New evidence has recently been reported from the Max Planck Institute for Evolutionary Anthropology that a previously unknown immigration of people to Australia may have occurred. According to studies of genetics of Australian Aborigines and Subcontinental Indians there was a significant signature of gene flow from India to Australia which occurred approximately 4250 years ago.

These Indian and Aboriginal children have been found to share more genetic similarities than previously thought

 

This preposed influx of Indian genes coincides with archaeological evidence of the appearance of stone tool technologies, a sudden change in plant processing and the first appearance of the dingo. So it seems that these Indian immigrants who must have arrived by boat and integrated into the Aboriginal community brought with them tools and skills and dogs.

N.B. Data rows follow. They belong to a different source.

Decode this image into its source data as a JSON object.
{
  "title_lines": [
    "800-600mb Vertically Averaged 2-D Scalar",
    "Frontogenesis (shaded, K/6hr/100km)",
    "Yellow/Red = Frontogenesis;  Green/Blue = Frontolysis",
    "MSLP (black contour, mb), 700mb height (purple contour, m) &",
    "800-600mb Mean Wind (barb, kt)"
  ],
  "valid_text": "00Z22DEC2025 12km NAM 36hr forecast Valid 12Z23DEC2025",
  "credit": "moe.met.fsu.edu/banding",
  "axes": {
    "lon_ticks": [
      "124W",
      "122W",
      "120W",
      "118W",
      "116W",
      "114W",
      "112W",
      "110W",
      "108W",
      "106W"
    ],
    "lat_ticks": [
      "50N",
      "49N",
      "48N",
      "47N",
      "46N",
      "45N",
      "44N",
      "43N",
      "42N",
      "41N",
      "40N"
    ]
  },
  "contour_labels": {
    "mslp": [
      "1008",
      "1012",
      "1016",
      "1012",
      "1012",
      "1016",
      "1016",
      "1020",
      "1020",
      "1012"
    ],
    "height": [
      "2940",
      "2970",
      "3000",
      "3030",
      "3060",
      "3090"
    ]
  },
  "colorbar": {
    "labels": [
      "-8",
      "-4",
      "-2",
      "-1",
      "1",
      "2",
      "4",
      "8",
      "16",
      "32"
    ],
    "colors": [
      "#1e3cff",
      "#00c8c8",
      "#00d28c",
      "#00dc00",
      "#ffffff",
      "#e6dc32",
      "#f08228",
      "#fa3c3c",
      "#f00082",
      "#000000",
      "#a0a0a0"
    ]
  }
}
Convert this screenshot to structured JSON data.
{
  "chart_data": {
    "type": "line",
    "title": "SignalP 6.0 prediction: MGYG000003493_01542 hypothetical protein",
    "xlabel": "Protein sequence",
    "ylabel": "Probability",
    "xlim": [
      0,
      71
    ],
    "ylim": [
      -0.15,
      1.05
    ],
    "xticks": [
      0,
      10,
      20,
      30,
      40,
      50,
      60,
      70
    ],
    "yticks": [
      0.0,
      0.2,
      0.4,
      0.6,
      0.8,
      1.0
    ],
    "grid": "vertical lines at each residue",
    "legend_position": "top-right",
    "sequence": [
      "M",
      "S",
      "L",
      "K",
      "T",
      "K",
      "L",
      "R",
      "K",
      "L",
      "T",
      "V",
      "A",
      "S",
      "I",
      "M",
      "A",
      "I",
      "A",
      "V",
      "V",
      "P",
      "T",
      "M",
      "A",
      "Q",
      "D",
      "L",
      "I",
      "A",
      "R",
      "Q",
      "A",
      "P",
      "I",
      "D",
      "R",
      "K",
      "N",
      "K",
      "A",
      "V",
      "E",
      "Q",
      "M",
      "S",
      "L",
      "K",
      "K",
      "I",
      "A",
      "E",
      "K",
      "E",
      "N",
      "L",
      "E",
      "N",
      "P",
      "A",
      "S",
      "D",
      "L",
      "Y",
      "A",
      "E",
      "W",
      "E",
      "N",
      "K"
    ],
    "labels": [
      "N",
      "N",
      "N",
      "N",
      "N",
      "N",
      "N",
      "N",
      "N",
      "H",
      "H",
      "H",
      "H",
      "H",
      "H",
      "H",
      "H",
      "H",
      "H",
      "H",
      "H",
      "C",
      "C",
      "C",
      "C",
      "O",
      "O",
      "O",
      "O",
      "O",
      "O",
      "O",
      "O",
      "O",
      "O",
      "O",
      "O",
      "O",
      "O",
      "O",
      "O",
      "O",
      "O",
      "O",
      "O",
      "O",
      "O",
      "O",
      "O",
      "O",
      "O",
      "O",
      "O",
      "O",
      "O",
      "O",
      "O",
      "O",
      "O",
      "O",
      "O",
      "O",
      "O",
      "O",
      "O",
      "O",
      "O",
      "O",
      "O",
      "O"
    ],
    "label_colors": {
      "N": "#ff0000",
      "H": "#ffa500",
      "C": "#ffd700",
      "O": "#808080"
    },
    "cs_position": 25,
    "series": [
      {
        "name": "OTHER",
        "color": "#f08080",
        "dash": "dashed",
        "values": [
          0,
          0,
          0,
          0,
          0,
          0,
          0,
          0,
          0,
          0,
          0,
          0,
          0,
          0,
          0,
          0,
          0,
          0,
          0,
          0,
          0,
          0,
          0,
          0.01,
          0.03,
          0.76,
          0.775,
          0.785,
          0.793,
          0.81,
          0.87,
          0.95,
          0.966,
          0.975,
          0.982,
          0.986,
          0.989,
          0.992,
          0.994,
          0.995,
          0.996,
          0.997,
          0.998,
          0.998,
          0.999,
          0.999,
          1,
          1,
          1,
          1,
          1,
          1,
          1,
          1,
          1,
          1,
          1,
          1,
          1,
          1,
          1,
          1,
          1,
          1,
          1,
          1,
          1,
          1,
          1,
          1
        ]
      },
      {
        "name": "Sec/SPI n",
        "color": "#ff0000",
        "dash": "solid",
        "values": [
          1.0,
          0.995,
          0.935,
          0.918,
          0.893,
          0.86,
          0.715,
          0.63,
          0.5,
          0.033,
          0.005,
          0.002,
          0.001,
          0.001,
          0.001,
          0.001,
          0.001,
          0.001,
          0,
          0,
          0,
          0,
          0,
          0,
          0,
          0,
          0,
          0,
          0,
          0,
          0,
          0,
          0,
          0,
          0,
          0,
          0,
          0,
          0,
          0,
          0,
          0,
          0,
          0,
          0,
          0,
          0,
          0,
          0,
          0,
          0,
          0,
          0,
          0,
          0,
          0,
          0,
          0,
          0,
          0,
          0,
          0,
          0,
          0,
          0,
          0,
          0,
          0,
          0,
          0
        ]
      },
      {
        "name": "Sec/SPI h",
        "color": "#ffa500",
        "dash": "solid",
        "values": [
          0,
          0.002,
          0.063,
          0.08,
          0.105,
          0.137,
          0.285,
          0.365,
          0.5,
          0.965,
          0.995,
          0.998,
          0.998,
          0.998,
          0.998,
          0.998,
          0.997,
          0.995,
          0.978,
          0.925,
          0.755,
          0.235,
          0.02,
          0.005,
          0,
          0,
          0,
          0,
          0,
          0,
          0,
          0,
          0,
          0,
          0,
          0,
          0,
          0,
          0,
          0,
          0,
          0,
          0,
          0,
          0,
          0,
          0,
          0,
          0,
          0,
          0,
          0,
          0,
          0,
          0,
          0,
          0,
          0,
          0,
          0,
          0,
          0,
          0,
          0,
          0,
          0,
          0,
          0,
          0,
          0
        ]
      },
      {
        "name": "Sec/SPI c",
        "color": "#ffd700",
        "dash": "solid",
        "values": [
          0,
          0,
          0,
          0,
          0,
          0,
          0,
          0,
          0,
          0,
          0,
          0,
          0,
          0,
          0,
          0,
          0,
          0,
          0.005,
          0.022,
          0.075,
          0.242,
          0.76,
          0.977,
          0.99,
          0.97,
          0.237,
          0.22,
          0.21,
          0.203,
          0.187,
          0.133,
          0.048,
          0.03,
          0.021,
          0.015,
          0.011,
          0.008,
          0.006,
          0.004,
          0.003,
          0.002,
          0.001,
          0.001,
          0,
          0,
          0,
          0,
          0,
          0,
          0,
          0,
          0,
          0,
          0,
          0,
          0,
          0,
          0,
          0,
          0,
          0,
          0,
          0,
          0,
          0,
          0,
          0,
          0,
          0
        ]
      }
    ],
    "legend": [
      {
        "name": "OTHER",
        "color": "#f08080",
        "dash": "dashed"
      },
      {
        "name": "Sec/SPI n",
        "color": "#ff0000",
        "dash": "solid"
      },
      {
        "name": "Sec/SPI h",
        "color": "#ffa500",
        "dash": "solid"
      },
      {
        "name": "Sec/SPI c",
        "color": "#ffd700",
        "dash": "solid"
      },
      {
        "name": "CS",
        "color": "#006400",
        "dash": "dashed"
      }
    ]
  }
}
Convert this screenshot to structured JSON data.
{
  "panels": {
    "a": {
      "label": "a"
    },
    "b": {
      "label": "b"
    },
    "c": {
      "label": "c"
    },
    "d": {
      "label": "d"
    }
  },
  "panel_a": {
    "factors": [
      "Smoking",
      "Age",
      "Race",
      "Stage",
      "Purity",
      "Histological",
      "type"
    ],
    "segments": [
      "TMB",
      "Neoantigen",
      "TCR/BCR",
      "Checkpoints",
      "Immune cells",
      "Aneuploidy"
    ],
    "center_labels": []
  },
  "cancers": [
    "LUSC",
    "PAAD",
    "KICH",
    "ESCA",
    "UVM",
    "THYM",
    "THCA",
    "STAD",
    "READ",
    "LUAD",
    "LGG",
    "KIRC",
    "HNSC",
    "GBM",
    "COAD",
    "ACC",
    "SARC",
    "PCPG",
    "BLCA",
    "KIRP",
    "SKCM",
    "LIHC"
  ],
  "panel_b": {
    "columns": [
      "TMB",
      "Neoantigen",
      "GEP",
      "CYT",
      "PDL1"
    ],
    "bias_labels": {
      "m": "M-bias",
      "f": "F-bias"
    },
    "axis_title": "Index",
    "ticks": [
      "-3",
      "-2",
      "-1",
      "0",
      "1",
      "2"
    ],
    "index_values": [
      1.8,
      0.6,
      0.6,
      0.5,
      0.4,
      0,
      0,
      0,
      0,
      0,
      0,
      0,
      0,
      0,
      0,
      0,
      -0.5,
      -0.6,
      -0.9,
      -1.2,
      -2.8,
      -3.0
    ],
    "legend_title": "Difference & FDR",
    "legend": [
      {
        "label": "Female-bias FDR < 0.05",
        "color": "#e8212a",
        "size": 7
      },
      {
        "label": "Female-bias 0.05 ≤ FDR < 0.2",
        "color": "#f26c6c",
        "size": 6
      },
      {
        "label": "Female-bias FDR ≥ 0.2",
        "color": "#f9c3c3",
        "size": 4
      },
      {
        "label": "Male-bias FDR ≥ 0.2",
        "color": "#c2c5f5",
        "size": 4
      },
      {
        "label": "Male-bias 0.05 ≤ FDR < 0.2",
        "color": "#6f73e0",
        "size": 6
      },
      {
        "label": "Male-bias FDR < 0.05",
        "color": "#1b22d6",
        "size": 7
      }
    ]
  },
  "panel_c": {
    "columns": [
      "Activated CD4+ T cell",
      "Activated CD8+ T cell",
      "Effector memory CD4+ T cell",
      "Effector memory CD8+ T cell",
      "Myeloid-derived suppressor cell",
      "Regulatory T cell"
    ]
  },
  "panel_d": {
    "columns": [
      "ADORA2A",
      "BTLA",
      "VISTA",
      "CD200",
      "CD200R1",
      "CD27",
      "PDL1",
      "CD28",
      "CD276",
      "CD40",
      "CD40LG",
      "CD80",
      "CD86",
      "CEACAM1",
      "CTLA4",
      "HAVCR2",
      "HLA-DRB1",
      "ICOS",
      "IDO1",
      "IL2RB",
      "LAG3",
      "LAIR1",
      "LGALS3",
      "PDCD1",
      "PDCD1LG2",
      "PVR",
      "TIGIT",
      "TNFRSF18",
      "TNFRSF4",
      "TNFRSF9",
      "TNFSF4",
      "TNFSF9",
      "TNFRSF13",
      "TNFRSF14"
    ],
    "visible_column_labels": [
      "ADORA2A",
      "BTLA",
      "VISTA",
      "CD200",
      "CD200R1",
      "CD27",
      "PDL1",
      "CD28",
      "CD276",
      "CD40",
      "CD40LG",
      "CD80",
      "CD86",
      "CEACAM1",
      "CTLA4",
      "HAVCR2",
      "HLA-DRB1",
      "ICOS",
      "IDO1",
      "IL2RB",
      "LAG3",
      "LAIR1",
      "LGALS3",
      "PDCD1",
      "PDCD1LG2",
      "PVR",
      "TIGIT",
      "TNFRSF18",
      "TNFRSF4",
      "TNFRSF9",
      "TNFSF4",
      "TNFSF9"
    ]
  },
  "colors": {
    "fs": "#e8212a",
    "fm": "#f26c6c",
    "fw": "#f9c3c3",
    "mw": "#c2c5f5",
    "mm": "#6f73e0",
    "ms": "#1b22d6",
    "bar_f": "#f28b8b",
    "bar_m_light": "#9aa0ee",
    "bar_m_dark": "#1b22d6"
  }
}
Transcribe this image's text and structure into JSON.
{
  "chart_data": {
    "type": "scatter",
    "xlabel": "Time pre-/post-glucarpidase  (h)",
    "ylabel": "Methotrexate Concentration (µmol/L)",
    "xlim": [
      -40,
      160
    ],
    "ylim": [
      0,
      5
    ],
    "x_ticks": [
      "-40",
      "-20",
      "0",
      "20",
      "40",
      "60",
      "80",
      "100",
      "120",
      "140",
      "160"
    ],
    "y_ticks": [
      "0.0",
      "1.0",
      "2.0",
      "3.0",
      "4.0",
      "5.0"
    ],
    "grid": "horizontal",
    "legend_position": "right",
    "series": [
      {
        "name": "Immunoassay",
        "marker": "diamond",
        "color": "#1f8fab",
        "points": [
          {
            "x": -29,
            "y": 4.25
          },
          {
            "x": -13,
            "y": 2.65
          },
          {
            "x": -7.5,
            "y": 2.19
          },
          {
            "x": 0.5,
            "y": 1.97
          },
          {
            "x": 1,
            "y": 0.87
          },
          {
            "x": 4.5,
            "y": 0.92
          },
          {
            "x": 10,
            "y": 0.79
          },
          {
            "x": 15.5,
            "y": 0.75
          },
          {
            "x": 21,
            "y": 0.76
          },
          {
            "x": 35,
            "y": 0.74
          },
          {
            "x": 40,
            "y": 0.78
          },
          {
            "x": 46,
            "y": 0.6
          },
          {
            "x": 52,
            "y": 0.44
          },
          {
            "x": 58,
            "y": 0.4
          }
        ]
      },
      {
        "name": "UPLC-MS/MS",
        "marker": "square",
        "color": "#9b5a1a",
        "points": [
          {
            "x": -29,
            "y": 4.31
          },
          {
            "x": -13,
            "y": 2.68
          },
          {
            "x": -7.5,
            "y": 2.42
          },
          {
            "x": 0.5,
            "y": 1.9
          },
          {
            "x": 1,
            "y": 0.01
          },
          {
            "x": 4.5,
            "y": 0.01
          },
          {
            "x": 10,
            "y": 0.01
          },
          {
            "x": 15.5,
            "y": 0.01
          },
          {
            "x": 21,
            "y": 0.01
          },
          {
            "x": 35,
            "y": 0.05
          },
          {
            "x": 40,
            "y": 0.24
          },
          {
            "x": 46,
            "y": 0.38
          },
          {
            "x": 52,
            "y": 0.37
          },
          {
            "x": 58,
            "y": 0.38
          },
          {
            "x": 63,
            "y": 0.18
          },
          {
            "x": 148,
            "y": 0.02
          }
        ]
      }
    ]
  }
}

The Australian dingo is closely related to other dogs (see my blog on Azaria Chamberlain and the Dingo) but morphologically closely resembles Indian dogs. Their arrival in Australia coincided with the extinction of the Thylacine (or marsupial Tasmanian Tiger) from the mainland of Australia.

A comparison of the marsupial thylacine and placental mammmal dingo

 

Theories about how the extinction may have been brought about vary. Some researchers say that direct competition for food and resources led to the demise of the Thylacine while others argue that the larger male dingo would have actively hunted down and killed Thylacines, especially the smaller females.

The dingo skull (right) is larger than the thylacine skulls, female (left) and male (centre) supporting the theory that dingos may have actively hunted thylacine. (photo credit Geoff Deacon)

 

When Europeans arrived in Australia the only Thylacines to remain lived on the island of Tasmania where the dingo had not been introduced. It took only until the 1930s for the Thylacine to become extinct as Tasmanian farmers hunted it. The last known Tasmanian Tiger died a lonely death in a Hobart zoo.

This video shows a recording of the last known living thylacine

 

So it seems that the same processes occurred many times in Australia’s history, with arrivals of peoples and other species impacting on the native ecosystem. These days the introduction of exotic species of plants and animals is strictly regulated with Australia’s quarantine procedures being amongst the most stringent in the world. Hopefully this will help to protect the remnants of native ecosystems we have remaining and the control of exotic species already present will assist too.

The arrival of new people is also curtailed by strict immigration regulations. But personally I believe that there is certainly room in Australia for new peoples of all creeds and colours who have a passion for success and an entrepreneurial spirit.